Define the repo-owned dissolve pipeline so grouped constructive work can later map onto GPU sorting and segmented-union primitives instead of Python group iteration.

Request Signals

  • dissolve

  • grouped union

  • segmented union

  • GeoDataFrame.dissolve

  • attribute aggregation

Open First

  • docs/architecture/dissolve.md

  • src/vibespatial/overlay/dissolve.py

  • tests/test_dissolve_pipeline.py

  • tests/test_gpu_dissolve.py

Verify

  • uv run pytest tests/test_dissolve_pipeline.py tests/test_gpu_dissolve.py

  • uv run python scripts/check_docs.py --check

Risks

  • Python group iteration dominates wall time if the group-span stage is not bulk.

  • Stable in-group row order is required for deterministic output.

  • Replacing the full public method instead of just the grouped union stage overcomplicates the GPU transition.

Decision

  • Encode dissolve groups once and preserve stable per-group row order.

  • Keep attribute aggregation and geometry union as separate stages.

  • Use grouped union as the canonical geometry stage for GeoDataFrame.dissolve.

  • Build a native grouped constructive result first, then export to GeoPandas at the explicit public boundary.
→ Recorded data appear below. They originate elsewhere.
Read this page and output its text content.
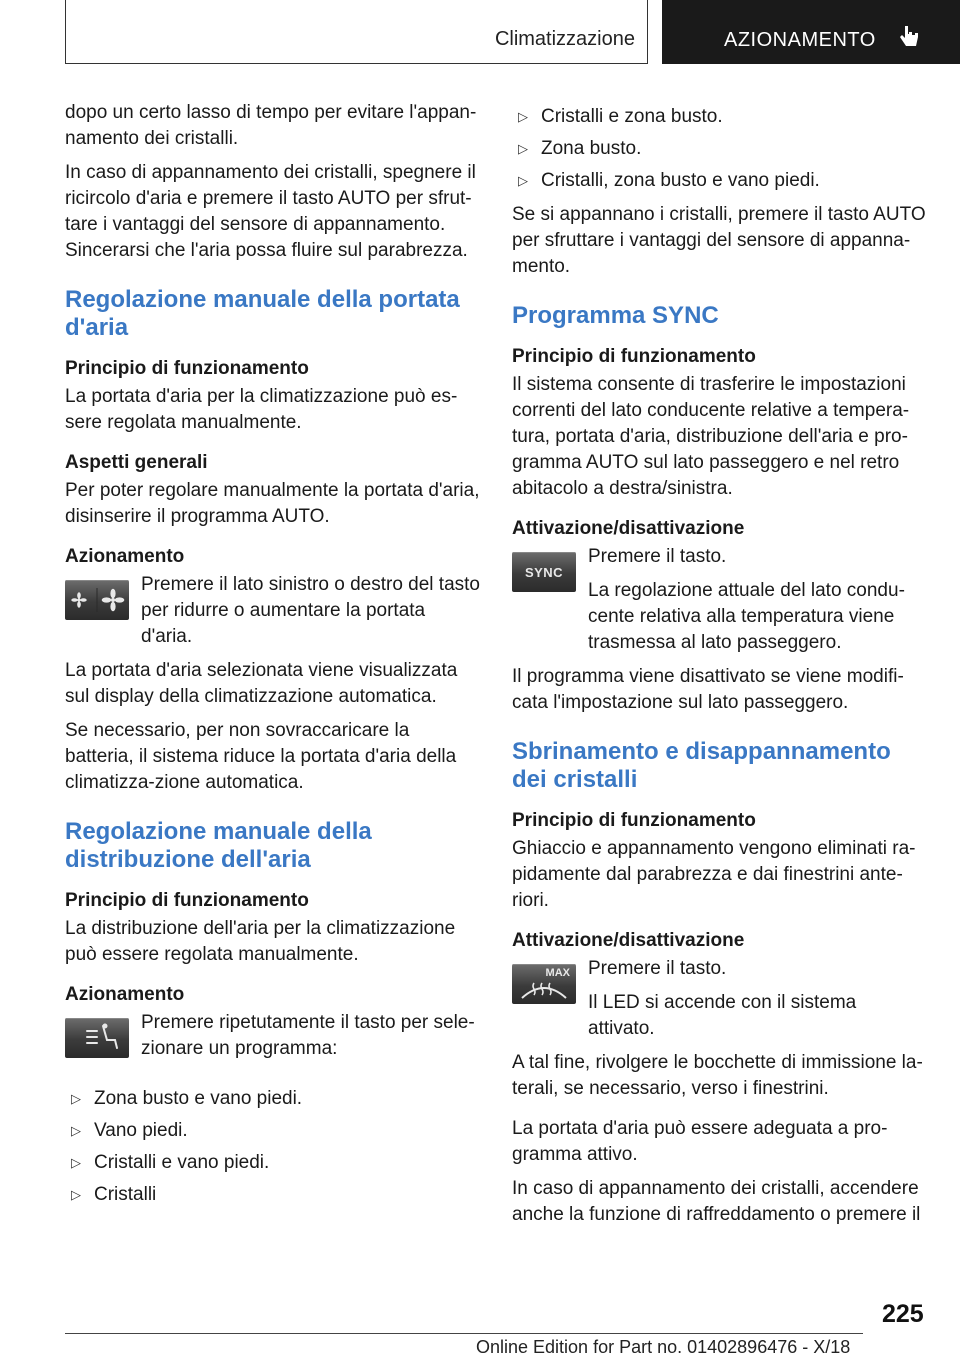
Climatizzazione	AZIONAMENTO

dopo un certo lasso di tempo per evitare l'appan-namento dei cristalli.

In caso di appannamento dei cristalli, spegnere il ricircolo d'aria e premere il tasto AUTO per sfrut-tare i vantaggi del sensore di appannamento. Sincerarsi che l'aria possa fluire sul parabrezza.

Regolazione manuale della portata d'aria
Principio di funzionamento

La portata d'aria per la climatizzazione può es-sere regolata manualmente.

Aspetti generali

Per poter regolare manualmente la portata d'aria, disinserire il programma AUTO.

Azionamento

Premere il lato sinistro o destro del tasto per ridurre o aumentare la portata d'aria.

La portata d'aria selezionata viene visualizzata sul display della climatizzazione automatica.

Se necessario, per non sovraccaricare la batteria, il sistema riduce la portata d'aria della climatizza-zione automatica.

Regolazione manuale della distribuzione dell'aria
Principio di funzionamento

La distribuzione dell'aria per la climatizzazione può essere regolata manualmente.

Azionamento

Premere ripetutamente il tasto per sele-zionare un programma:

▷ Zona busto e vano piedi.
▷ Vano piedi.
▷ Cristalli e vano piedi.
▷ Cristalli
▷ Cristalli e zona busto.
▷ Zona busto.
▷ Cristalli, zona busto e vano piedi.

Se si appannano i cristalli, premere il tasto AUTO per sfruttare i vantaggi del sensore di appanna-mento.

Programma SYNC
Principio di funzionamento

Il sistema consente di trasferire le impostazioni correnti del lato conducente relative a tempera-tura, portata d'aria, distribuzione dell'aria e pro-gramma AUTO sul lato passeggero e nel retro abitacolo a destra/sinistra.

Attivazione/disattivazione
SYNC

Premere il tasto.

La regolazione attuale del lato condu-cente relativa alla temperatura viene trasmessa al lato passeggero.

Il programma viene disattivato se viene modifi-cata l'impostazione sul lato passeggero.

Sbrinamento e disappannamento dei cristalli
Principio di funzionamento

Ghiaccio e appannamento vengono eliminati ra-pidamente dal parabrezza e dai finestrini ante-riori.

Attivazione/disattivazione
MAX Premere il tasto.

Il LED si accende con il sistema attivato.

A tal fine, rivolgere le bocchette di immissione la-terali, se necessario, verso i finestrini.

La portata d'aria può essere adeguata a pro-gramma attivo.

In caso di appannamento dei cristalli, accendere anche la funzione di raffreddamento o premere il

225
Online Edition for Part no. 01402896476 - X/18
  • Favor CCCL-style building blocks: stable sort, run-length encode, reduce-by-key, compaction, and scatter/gather.

Pipeline

  1. Encode group keys into dense integer codes.

  2. Stable-sort rows by group code.

  3. Run-length encode sorted codes into group spans.

  4. Reduce non-geometry columns per group.

  5. Union each group independently.

  6. Reassemble grouped geometries with aggregated attributes.

Performance Notes

  • Sorting and group-span discovery are reusable across attribute and geometry work, which keeps the eventual GPU path coherent.

  • Numeric and bool sum/count/mean/min/max/first/last reducers may consume NativeGrouped directly for admitted single-key shapes, including categorical keys with explicit null-group handling.

  • Host metadata columns may use NativeGrouped first/last take-reducers with pandas-compatible skip-null semantics.

  • as_index=False assembly should stay a native export-boundary concern: reset-index columns may be represented by deferred NativeAttributeTable loader metadata until public materialization or terminal IO requires pandas.

  • Grouped union should be per-group work dispatch, not one global union followed by regrouping.

  • Many small polygon groups should still batch when enough groups need real reduction. The reusable shape is OwnedGeometryArray + dense group offsets -> grouped constructive result; public dissolve is only the first consumer.

  • o18.x is allowed to route polygon coverage dissolve groups into a shared-edge elimination fast path: cancel duplicate undirected edges inside each group, reconstruct grouped boundary linework in bulk, and build the final coverage areas without reopening generic overlay topology.

  • o18.x is also allowed to expose a lazy dissolve surface for predicate-heavy workflows: keep grouped members and per-group bounds, answer exact scalar intersects without materializing the dissolved geometry, answer exact point contains the same way, and only materialize the true grouped union when a geometry-producing surface is actually requested.

  • Stable in-group row order matters for deterministic output and debugability.

  • Host performance is acceptable enough to route GeoDataFrame.dissolve through the grouped pipeline today; future GPU work should replace only the grouped union stage, not the full public method.

  • o17.9.6.5 is allowed to route axis-aligned rectangle coverages into a dedicated grouped GPU union fast path when that workload can be reduced to per-group bounds aggregation without reopening generic union topology work.